Sunday, April 27, 2008

Macy's and Me

Today I went to the mall. (Insert dramatic *gasp!* from loyal readers here.)

For those of you who know better, my going to the mall is tantamount to a solar eclipse…it occurs so rarely that you need to see it with your own eyes to believe it really happened. The fact that I went on a SUNDAY is practically unfathomable…but there you have it.

I had a gift card from Macy’s, you see-
It came on my birthday, from Laura to me-
If you look at my wardrobe, you’d have to agree-
That all of my clothes are now way too baggy.

Besides, I had to drive Taylor there to meet his friends.

It’s always a pleasure to walk in a congested public place with a 16-year-old guy who makes no secret of the fact that he’s trying to ignore you. I have to practically trot to keep up with his long-legged gait (he’s almost 6’2”, after all) and he’s making every effort to put as much physical distance between he and I as possible….because Heaven forbid anyone should know I’m his mother. I’m positive that I never felt this way about my parents…I seem to recall going out of my way to introduce my friends (and even random strangers) to my parents, who I’m sure took me to the mall every chance they could and I undoubtedly appreciated every minute of it.

Uh huh.

So Taylor’s coming dangerously close to breaking the sound barrier in his effort to ditch me and I’m gleefully (not.) looking forward to clothes shopping for the next several hours. I breeze past the cosmetics area, regretfully tearing myself away from the Estee counter and the lady in the navy lab coat who’s looking at me with a combination of alarm and pity…I’ve seen that look before. Do they practice that look in Cosmetics-Lady-School or what? I can imagine the Cosmetics-Professor in the front of the room lecturing, “To get the customer to stop long enough to reel them in, you must perfect this look,” whereby she parrots the expression usually reserved for that moment when you realize to your horror that the piece of pie you’ve just served to your guest wasn’t supposed to have any raisons in it…

I’ll give you a moment. I know it’s gross, but we’ve all been there. You may be saying “ewww!” but I know you can relate on some level. At least…I hope I’m not the only one.

Anyway, that’s the look I’m getting and if I would just stop long enough, she might be able to help me…but alas, there’s no time for the frivolity of looking ten…, no possibly twenty years younger…for I’ve got clothes to try on!

So it’s on to the women’s clothing department and it’s all a blur from there. I do remember being in the roomy (and I might add, conspicuously Hazel-free) dressing room and hearing two ladies in the room to the left of mine:

“Now…see….I like this one, but now you can really see my 50-year-old flabby arms in this top. Just LOOK at these 50-year-old flabby arms, Mother.”

“It’s not so bad, dear….but what is THIS?”

“Oh. Darn…I’m wearing my really crappy bra. I was out doing some gardening this morning….completely forgot to change…..”

….and on the right side of my dressing room:

“I think you look TOTALLY HOT in that dress, Jenna. Mike is going to… like, TOTALLY want you back.”

“Do you really think so?? Go see if you can find the same one in PINK.”

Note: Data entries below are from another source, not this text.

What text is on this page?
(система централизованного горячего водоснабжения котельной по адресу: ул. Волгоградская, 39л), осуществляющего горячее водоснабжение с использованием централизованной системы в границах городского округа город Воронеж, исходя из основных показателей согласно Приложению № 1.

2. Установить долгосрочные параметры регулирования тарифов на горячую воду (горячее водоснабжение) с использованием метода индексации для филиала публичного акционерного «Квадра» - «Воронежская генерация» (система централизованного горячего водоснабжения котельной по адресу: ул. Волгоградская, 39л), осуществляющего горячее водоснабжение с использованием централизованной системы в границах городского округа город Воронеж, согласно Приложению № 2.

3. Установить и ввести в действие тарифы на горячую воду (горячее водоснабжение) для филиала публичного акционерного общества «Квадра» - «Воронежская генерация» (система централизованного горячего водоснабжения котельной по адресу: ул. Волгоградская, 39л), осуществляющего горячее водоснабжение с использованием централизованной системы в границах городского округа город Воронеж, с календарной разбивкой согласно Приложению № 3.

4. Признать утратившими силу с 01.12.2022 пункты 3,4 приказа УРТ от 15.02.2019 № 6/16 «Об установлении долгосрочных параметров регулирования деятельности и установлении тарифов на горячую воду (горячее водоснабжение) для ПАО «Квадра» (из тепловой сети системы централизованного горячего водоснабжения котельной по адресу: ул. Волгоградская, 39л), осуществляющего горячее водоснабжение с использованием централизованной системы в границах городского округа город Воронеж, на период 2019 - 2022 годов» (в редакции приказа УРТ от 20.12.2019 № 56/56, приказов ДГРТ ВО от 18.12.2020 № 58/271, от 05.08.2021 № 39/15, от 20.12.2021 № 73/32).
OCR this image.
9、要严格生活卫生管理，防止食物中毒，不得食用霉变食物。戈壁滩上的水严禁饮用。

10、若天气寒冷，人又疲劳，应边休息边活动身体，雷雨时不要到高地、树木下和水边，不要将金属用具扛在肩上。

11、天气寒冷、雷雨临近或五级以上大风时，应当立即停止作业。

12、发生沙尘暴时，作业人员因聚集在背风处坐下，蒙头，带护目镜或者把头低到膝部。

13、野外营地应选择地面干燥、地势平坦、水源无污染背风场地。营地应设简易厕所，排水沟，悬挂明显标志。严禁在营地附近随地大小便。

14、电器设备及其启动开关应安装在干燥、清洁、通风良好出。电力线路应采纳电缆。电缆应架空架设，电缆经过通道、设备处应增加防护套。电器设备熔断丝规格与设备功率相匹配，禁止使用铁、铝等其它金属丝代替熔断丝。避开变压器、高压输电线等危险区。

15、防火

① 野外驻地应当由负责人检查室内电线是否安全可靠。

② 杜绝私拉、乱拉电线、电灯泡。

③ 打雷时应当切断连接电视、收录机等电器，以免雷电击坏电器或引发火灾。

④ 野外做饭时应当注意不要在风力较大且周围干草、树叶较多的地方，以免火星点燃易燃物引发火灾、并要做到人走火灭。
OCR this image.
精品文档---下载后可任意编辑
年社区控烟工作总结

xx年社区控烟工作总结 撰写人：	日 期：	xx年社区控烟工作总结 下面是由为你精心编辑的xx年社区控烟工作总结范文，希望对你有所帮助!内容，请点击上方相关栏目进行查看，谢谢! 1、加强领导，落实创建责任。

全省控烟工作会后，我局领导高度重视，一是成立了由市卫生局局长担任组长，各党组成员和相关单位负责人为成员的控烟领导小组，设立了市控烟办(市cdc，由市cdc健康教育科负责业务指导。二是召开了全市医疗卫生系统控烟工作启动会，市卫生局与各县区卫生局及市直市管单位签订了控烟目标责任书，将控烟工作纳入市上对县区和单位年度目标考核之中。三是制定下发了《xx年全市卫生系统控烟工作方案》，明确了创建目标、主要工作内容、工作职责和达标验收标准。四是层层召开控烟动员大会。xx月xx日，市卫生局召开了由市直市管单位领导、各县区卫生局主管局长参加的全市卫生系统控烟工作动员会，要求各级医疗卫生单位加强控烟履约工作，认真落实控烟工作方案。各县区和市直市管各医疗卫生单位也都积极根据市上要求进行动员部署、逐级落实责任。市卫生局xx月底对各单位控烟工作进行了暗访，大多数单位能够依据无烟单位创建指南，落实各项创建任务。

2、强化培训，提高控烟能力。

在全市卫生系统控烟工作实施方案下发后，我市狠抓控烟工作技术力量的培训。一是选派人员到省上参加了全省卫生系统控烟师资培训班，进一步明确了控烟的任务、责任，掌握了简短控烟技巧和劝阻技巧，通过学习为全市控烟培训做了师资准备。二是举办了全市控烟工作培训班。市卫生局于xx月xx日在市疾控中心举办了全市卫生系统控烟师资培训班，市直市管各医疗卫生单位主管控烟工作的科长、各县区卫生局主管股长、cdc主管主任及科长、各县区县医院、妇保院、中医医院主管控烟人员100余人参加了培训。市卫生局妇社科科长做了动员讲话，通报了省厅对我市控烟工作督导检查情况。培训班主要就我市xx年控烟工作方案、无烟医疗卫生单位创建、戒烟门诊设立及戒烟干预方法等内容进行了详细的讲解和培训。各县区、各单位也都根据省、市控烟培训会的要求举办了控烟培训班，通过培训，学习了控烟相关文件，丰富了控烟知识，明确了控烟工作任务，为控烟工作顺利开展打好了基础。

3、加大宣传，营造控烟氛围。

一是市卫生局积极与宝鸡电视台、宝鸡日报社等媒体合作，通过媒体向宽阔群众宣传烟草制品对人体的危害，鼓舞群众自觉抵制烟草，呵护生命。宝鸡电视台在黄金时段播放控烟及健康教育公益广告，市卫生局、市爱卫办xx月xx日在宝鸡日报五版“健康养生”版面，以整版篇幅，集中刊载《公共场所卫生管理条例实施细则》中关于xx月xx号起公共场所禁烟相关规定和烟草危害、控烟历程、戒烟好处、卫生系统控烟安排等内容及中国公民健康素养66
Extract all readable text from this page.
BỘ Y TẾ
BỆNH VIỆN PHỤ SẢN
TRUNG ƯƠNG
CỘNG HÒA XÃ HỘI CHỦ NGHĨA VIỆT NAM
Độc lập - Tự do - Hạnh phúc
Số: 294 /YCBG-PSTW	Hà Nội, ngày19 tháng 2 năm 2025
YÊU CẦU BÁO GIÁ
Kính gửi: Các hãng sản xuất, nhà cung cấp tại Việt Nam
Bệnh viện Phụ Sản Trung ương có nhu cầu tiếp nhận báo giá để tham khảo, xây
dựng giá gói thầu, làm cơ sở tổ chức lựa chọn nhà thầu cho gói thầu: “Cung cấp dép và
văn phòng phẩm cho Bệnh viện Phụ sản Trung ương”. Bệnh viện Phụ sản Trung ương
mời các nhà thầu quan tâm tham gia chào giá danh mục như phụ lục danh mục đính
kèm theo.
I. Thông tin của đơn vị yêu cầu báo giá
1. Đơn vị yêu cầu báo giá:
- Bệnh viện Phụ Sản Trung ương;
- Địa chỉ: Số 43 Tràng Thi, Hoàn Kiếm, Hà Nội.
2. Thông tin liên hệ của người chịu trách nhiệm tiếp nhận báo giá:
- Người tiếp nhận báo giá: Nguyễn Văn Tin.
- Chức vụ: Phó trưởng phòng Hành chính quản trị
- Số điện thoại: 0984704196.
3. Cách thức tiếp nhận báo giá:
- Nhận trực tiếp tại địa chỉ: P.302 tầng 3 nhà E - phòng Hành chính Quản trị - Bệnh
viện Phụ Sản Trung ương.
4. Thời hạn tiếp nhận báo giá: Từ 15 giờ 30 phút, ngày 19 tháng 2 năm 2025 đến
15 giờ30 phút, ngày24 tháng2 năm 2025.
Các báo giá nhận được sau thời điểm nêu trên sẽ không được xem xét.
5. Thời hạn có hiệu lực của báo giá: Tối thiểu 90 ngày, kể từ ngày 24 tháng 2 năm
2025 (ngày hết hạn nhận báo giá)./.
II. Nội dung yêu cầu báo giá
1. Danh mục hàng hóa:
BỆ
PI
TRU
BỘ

I smile to myself, as I wonder if I’m the only one here without a “buddy” to vent to and maybe that’s my whole problem. I diligently go from one pair of trousers to the next, dismissing this one for being too low in the rise and that one for digging into my butt. Same goes for the dutifully chosen matching tops…this one’s too long and that one’s got a definite pucker right near the “girls”.

I proudly walk away from the “almost-but-not-quite” pile of garments that I would have gladly purchased and then bolted for the nearest parking lot a mere six months ago. I’ve grown…I can tell. C-man would be proud.

Four agonizing hours later, I wind up with two pairs of trousers and two matching tops. I’ve barely spent half of my allotted gift card and this troubles me…

For it means I’m doomed to repeat this experience all over again.

Anonymous said...

Been there, done that. How is it that so many females can look great? I've always wondered do they spend ALL of their free time shopping & visiting make-up counters? And are they rich or in debt? Should we be envious or thankful that we aren't like them?

Anonymous said...

Woah. The "wise" gene did not fall far from the tree. You've just encompassed an entire future column into one paragraph!
Here's my guess:
- they must shop all the time
- 25% rich, 75% are in debt
- we should be thankful, because we're fabulous, dahling...just the way we are!